Salmonella is a pathogenic bacterium that can cause serious harm to humans. Chicken carcasses have been reported contaminated by Salmonella, especially S. Typhimurium and S. Enteritidis. These two serovars are very difficult to be confirmed and distinguished using biochemical analysis, therefore a rapid method for detection and differentiation of both is required. The objective of this study was to evaluate designed primer for detection and differentiation of S. Typhimurium and S. Enteritidis on chicken carcasses using real time Polymerase Chain Reaction (rt-PCR). Detection of Salmonella spp. was conducted using primer sequence from invA gene.
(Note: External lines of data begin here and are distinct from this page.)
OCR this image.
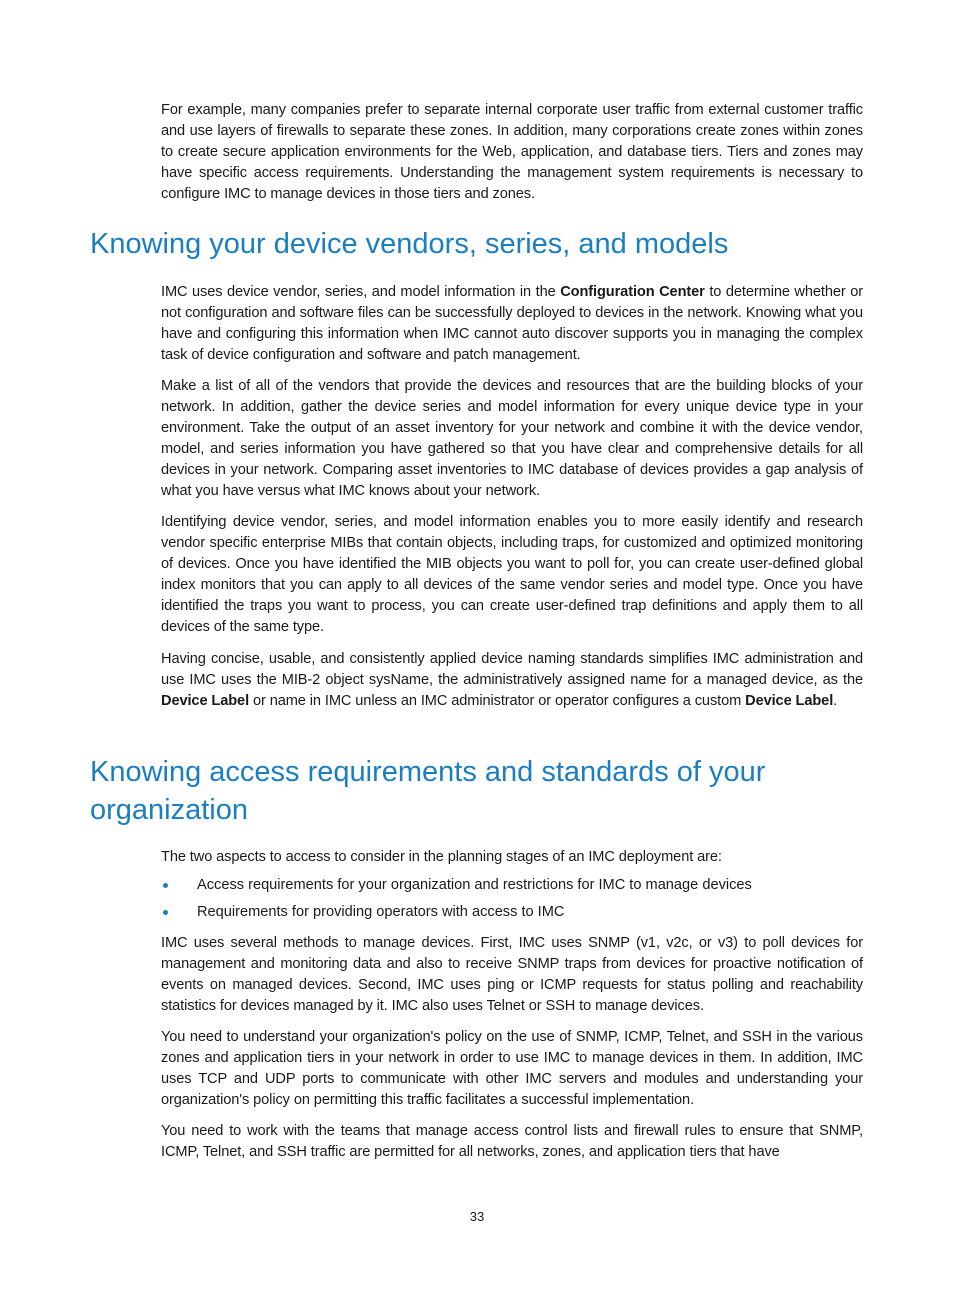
For example, many companies prefer to separate internal corporate user traffic from external customer traffic and use layers of firewalls to separate these zones. In addition, many corporations create zones within zones to create secure application environments for the Web, application, and database tiers. Tiers and zones may have specific access requirements. Understanding the management system requirements is necessary to configure IMC to manage devices in those tiers and zones.

Knowing your device vendors, series, and models

IMC uses device vendor, series, and model information in the Configuration Center to determine whether or not configuration and software files can be successfully deployed to devices in the network. Knowing what you have and configuring this information when IMC cannot auto discover supports you in managing the complex task of device configuration and software and patch management.

Make a list of all of the vendors that provide the devices and resources that are the building blocks of your network. In addition, gather the device series and model information for every unique device type in your environment. Take the output of an asset inventory for your network and combine it with the device vendor, model, and series information you have gathered so that you have clear and comprehensive details for all devices in your network. Comparing asset inventories to IMC database of devices provides a gap analysis of what you have versus what IMC knows about your network.

Identifying device vendor, series, and model information enables you to more easily identify and research vendor specific enterprise MIBs that contain objects, including traps, for customized and optimized monitoring of devices. Once you have identified the MIB objects you want to poll for, you can create user-defined global index monitors that you can apply to all devices of the same vendor series and model type. Once you have identified the traps you want to process, you can create user-defined trap definitions and apply them to all devices of the same type.

Having concise, usable, and consistently applied device naming standards simplifies IMC administration and use IMC uses the MIB-2 object sysName, the administratively assigned name for a managed device, as the Device Label or name in IMC unless an IMC administrator or operator configures a custom Device Label.

Knowing access requirements and standards of your
organization

The two aspects to access to consider in the planning stages of an IMC deployment are:

Access requirements for your organization and restrictions for IMC to manage devices
Requirements for providing operators with access to IMC

IMC uses several methods to manage devices. First, IMC uses SNMP (v1, v2c, or v3) to poll devices for management and monitoring data and also to receive SNMP traps from devices for proactive notification of events on managed devices. Second, IMC uses ping or ICMP requests for status polling and reachability statistics for devices managed by it. IMC also uses Telnet or SSH to manage devices.

You need to understand your organization's policy on the use of SNMP, ICMP, Telnet, and SSH in the various zones and application tiers in your network in order to use IMC to manage devices in them. In addition, IMC uses TCP and UDP ports to communicate with other IMC servers and modules and understanding your organization's policy on permitting this traffic facilitates a successful implementation.

You need to work with the teams that manage access control lists and firewall rules to ensure that SNMP, ICMP, Telnet, and SSH traffic are permitted for all networks, zones, and application tiers that have

33
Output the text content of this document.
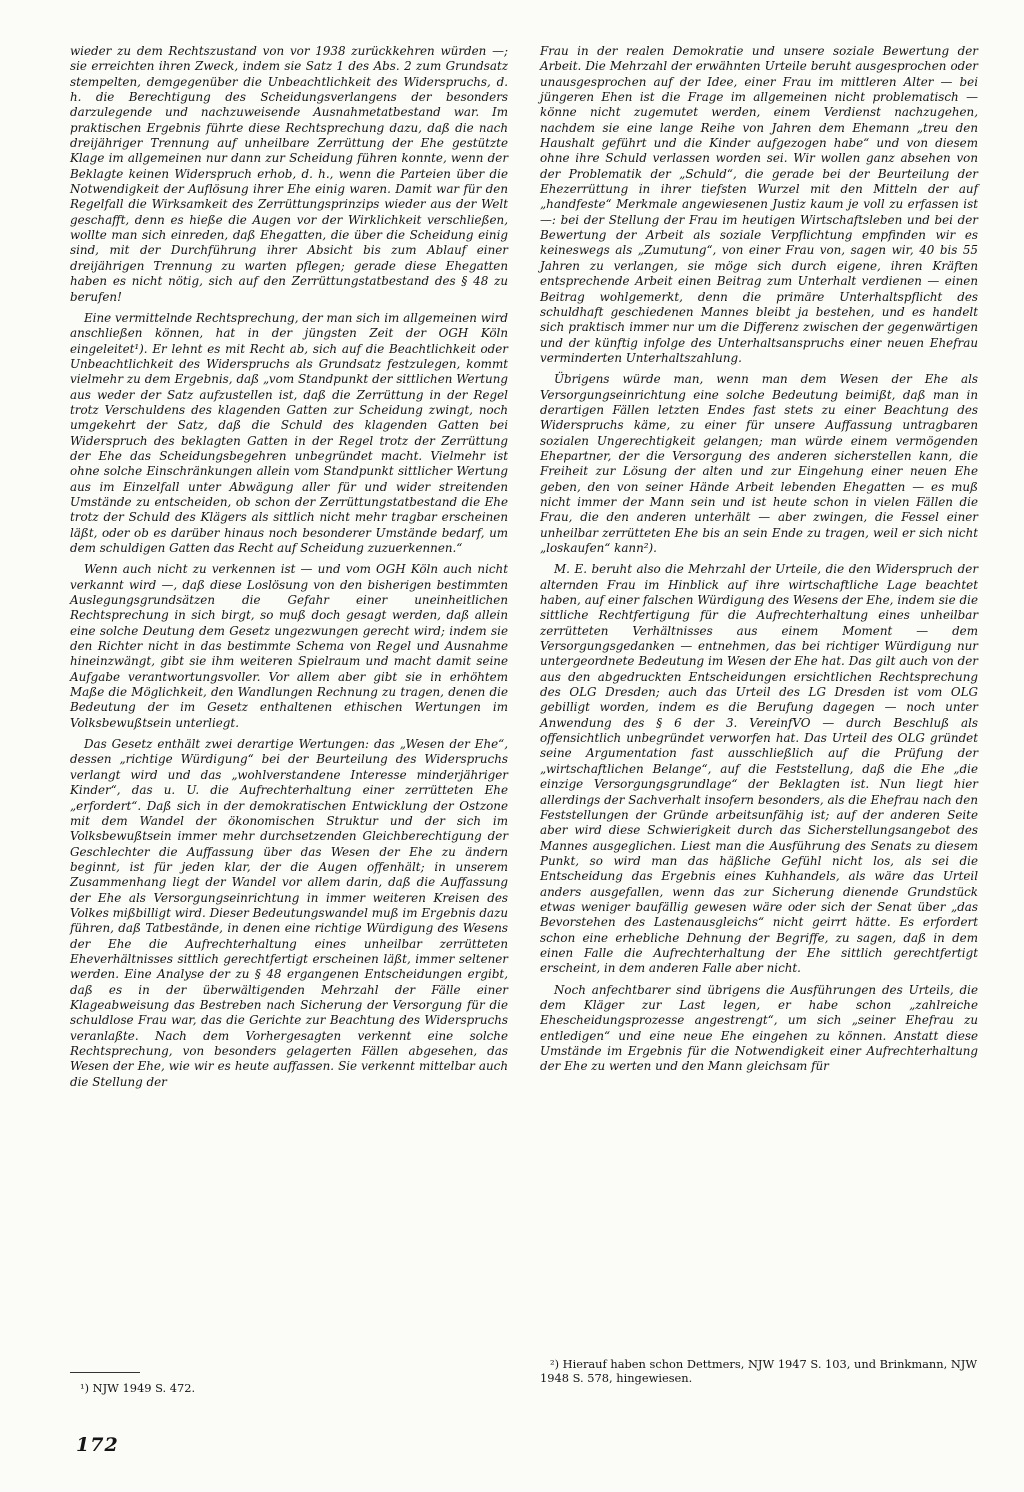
wieder zu dem Rechtszustand von vor 1938 zurückkehren würden —; sie erreichten ihren Zweck, indem sie Satz 1 des Abs. 2 zum Grundsatz stempelten, demgegenüber die Unbeachtlichkeit des Widerspruchs, d. h. die Berechtigung des Scheidungsverlangens der besonders darzulegende und nachzuweisende Ausnahmetatbestand war. Im praktischen Ergebnis führte diese Rechtsprechung dazu, daß die nach dreijähriger Trennung auf unheilbare Zerrüttung der Ehe gestützte Klage im allgemeinen nur dann zur Scheidung führen konnte, wenn der Beklagte keinen Widerspruch erhob, d. h., wenn die Parteien über die Notwendigkeit der Auflösung ihrer Ehe einig waren. Damit war für den Regelfall die Wirksamkeit des Zerrüttungsprinzips wieder aus der Welt geschafft, denn es hieße die Augen vor der Wirklichkeit verschließen, wollte man sich einreden, daß Ehegatten, die über die Scheidung einig sind, mit der Durchführung ihrer Absicht bis zum Ablauf einer dreijährigen Trennung zu warten pflegen; gerade diese Ehegatten haben es nicht nötig, sich auf den Zerrüttungstatbestand des § 48 zu berufen!

Eine vermittelnde Rechtsprechung, der man sich im allgemeinen wird anschließen können, hat in der jüngsten Zeit der OGH Köln eingeleitet¹). Er lehnt es mit Recht ab, sich auf die Beachtlichkeit oder Unbeachtlichkeit des Widerspruchs als Grundsatz festzulegen, kommt vielmehr zu dem Ergebnis, daß „vom Standpunkt der sittlichen Wertung aus weder der Satz aufzustellen ist, daß die Zerrüttung in der Regel trotz Verschuldens des klagenden Gatten zur Scheidung zwingt, noch umgekehrt der Satz, daß die Schuld des klagenden Gatten bei Widerspruch des beklagten Gatten in der Regel trotz der Zerrüttung der Ehe das Scheidungsbegehren unbegründet macht. Vielmehr ist ohne solche Einschränkungen allein vom Standpunkt sittlicher Wertung aus im Einzelfall unter Abwägung aller für und wider streitenden Umstände zu entscheiden, ob schon der Zerrüttungstatbestand die Ehe trotz der Schuld des Klägers als sittlich nicht mehr tragbar erscheinen läßt, oder ob es darüber hinaus noch besonderer Umstände bedarf, um dem schuldigen Gatten das Recht auf Scheidung zuzuerkennen.“

Wenn auch nicht zu verkennen ist — und vom OGH Köln auch nicht verkannt wird —, daß diese Loslösung von den bisherigen bestimmten Auslegungsgrundsätzen die Gefahr einer uneinheitlichen Rechtsprechung in sich birgt, so muß doch gesagt werden, daß allein eine solche Deutung dem Gesetz ungezwungen gerecht wird; indem sie den Richter nicht in das bestimmte Schema von Regel und Ausnahme hineinzwängt, gibt sie ihm weiteren Spielraum und macht damit seine Aufgabe verantwortungsvoller. Vor allem aber gibt sie in erhöhtem Maße die Möglichkeit, den Wandlungen Rechnung zu tragen, denen die Bedeutung der im Gesetz enthaltenen ethischen Wertungen im Volksbewußtsein unterliegt.

Das Gesetz enthält zwei derartige Wertungen: das „Wesen der Ehe“, dessen „richtige Würdigung“ bei der Beurteilung des Widerspruchs verlangt wird und das „wohlverstandene Interesse minderjähriger Kinder“, das u. U. die Aufrechterhaltung einer zerrütteten Ehe „erfordert“. Daß sich in der demokratischen Entwicklung der Ostzone mit dem Wandel der ökonomischen Struktur und der sich im Volksbewußtsein immer mehr durchsetzenden Gleichberechtigung der Geschlechter die Auffassung über das Wesen der Ehe zu ändern beginnt, ist für jeden klar, der die Augen offenhält; in unserem Zusammenhang liegt der Wandel vor allem darin, daß die Auffassung der Ehe als Versorgungseinrichtung in immer weiteren Kreisen des Volkes mißbilligt wird. Dieser Bedeutungswandel muß im Ergebnis dazu führen, daß Tatbestände, in denen eine richtige Würdigung des Wesens der Ehe die Aufrechterhaltung eines unheilbar zerrütteten Eheverhältnisses sittlich gerechtfertigt erscheinen läßt, immer seltener werden. Eine Analyse der zu § 48 ergangenen Entscheidungen ergibt, daß es in der überwältigenden Mehrzahl der Fälle einer Klageabweisung das Bestreben nach Sicherung der Versorgung für die schuldlose Frau war, das die Gerichte zur Beachtung des Widerspruchs veranlaßte. Nach dem Vorhergesagten verkennt eine solche Rechtsprechung, von besonders gelagerten Fällen abgesehen, das Wesen der Ehe, wie wir es heute auffassen. Sie verkennt mittelbar auch die Stellung der

Frau in der realen Demokratie und unsere soziale Bewertung der Arbeit. Die Mehrzahl der erwähnten Urteile beruht ausgesprochen oder unausgesprochen auf der Idee, einer Frau im mittleren Alter — bei jüngeren Ehen ist die Frage im allgemeinen nicht problematisch — könne nicht zugemutet werden, einem Verdienst nachzugehen, nachdem sie eine lange Reihe von Jahren dem Ehemann „treu den Haushalt geführt und die Kinder aufgezogen habe“ und von diesem ohne ihre Schuld verlassen worden sei. Wir wollen ganz absehen von der Problematik der „Schuld“, die gerade bei der Beurteilung der Ehezerrüttung in ihrer tiefsten Wurzel mit den Mitteln der auf „handfeste“ Merkmale angewiesenen Justiz kaum je voll zu erfassen ist —: bei der Stellung der Frau im heutigen Wirtschaftsleben und bei der Bewertung der Arbeit als soziale Verpflichtung empfinden wir es keineswegs als „Zumutung“, von einer Frau von, sagen wir, 40 bis 55 Jahren zu verlangen, sie möge sich durch eigene, ihren Kräften entsprechende Arbeit einen Beitrag zum Unterhalt verdienen — einen Beitrag wohlgemerkt, denn die primäre Unterhaltspflicht des schuldhaft geschiedenen Mannes bleibt ja bestehen, und es handelt sich praktisch immer nur um die Differenz zwischen der gegenwärtigen und der künftig infolge des Unterhaltsanspruchs einer neuen Ehefrau verminderten Unterhaltszahlung.

Übrigens würde man, wenn man dem Wesen der Ehe als Versorgungseinrichtung eine solche Bedeutung beimißt, daß man in derartigen Fällen letzten Endes fast stets zu einer Beachtung des Widerspruchs käme, zu einer für unsere Auffassung untragbaren sozialen Ungerechtigkeit gelangen; man würde einem vermögenden Ehepartner, der die Versorgung des anderen sicherstellen kann, die Freiheit zur Lösung der alten und zur Eingehung einer neuen Ehe geben, den von seiner Hände Arbeit lebenden Ehegatten — es muß nicht immer der Mann sein und ist heute schon in vielen Fällen die Frau, die den anderen unterhält — aber zwingen, die Fessel einer unheilbar zerrütteten Ehe bis an sein Ende zu tragen, weil er sich nicht „loskaufen“ kann²).

M. E. beruht also die Mehrzahl der Urteile, die den Widerspruch der alternden Frau im Hinblick auf ihre wirtschaftliche Lage beachtet haben, auf einer falschen Würdigung des Wesens der Ehe, indem sie die sittliche Rechtfertigung für die Aufrechterhaltung eines unheilbar zerrütteten Verhältnisses aus einem Moment — dem Versorgungsgedanken — entnehmen, das bei richtiger Würdigung nur untergeordnete Bedeutung im Wesen der Ehe hat. Das gilt auch von der aus den abgedruckten Entscheidungen ersichtlichen Rechtsprechung des OLG Dresden; auch das Urteil des LG Dresden ist vom OLG gebilligt worden, indem es die Berufung dagegen — noch unter Anwendung des § 6 der 3. VereinfVO — durch Beschluß als offensichtlich unbegründet verworfen hat. Das Urteil des OLG gründet seine Argumentation fast ausschließlich auf die Prüfung der „wirtschaftlichen Belange“, auf die Feststellung, daß die Ehe „die einzige Versorgungsgrundlage“ der Beklagten ist. Nun liegt hier allerdings der Sachverhalt insofern besonders, als die Ehefrau nach den Feststellungen der Gründe arbeitsunfähig ist; auf der anderen Seite aber wird diese Schwierigkeit durch das Sicherstellungsangebot des Mannes ausgeglichen. Liest man die Ausführung des Senats zu diesem Punkt, so wird man das häßliche Gefühl nicht los, als sei die Entscheidung das Ergebnis eines Kuhhandels, als wäre das Urteil anders ausgefallen, wenn das zur Sicherung dienende Grundstück etwas weniger baufällig gewesen wäre oder sich der Senat über „das Bevorstehen des Lastenausgleichs“ nicht geirrt hätte. Es erfordert schon eine erhebliche Dehnung der Begriffe, zu sagen, daß in dem einen Falle die Aufrechterhaltung der Ehe sittlich gerechtfertigt erscheint, in dem anderen Falle aber nicht.

Noch anfechtbarer sind übrigens die Ausführungen des Urteils, die dem Kläger zur Last legen, er habe schon „zahlreiche Ehescheidungsprozesse angestrengt“, um sich „seiner Ehefrau zu entledigen“ und eine neue Ehe eingehen zu können. Anstatt diese Umstände im Ergebnis für die Notwendigkeit einer Aufrechterhaltung der Ehe zu werten und den Mann gleichsam für

¹) NJW 1949 S. 472.

²) Hierauf haben schon Dettmers, NJW 1947 S. 103, und Brinkmann, NJW 1948 S. 578, hingewiesen.

172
Differentiation of both Salmonella serovars was conducted using specific target gene from S. Typhimurium (STM) and specific virulence plasmid of S. Enteritidis (Prot6E). The result showed that invA primer effective to detect all species Salmonella tested and has good specificity that could not detect Escherichia coli and Shigella dysenteriae in the similar melting temperature.   Two specific primers STM and prot6E have distinguished between S. Typhimurium and S. Enteritidis.  Sensitivity of method showed very good with 0.5 μM primer concentration of invA, STM and prot6E that were 0.2 pg, 22 pg and 28 pg respectively. Initial trial showed that this method can be applied for detection of Salmonella spp. and two serovars in chicken carcasses.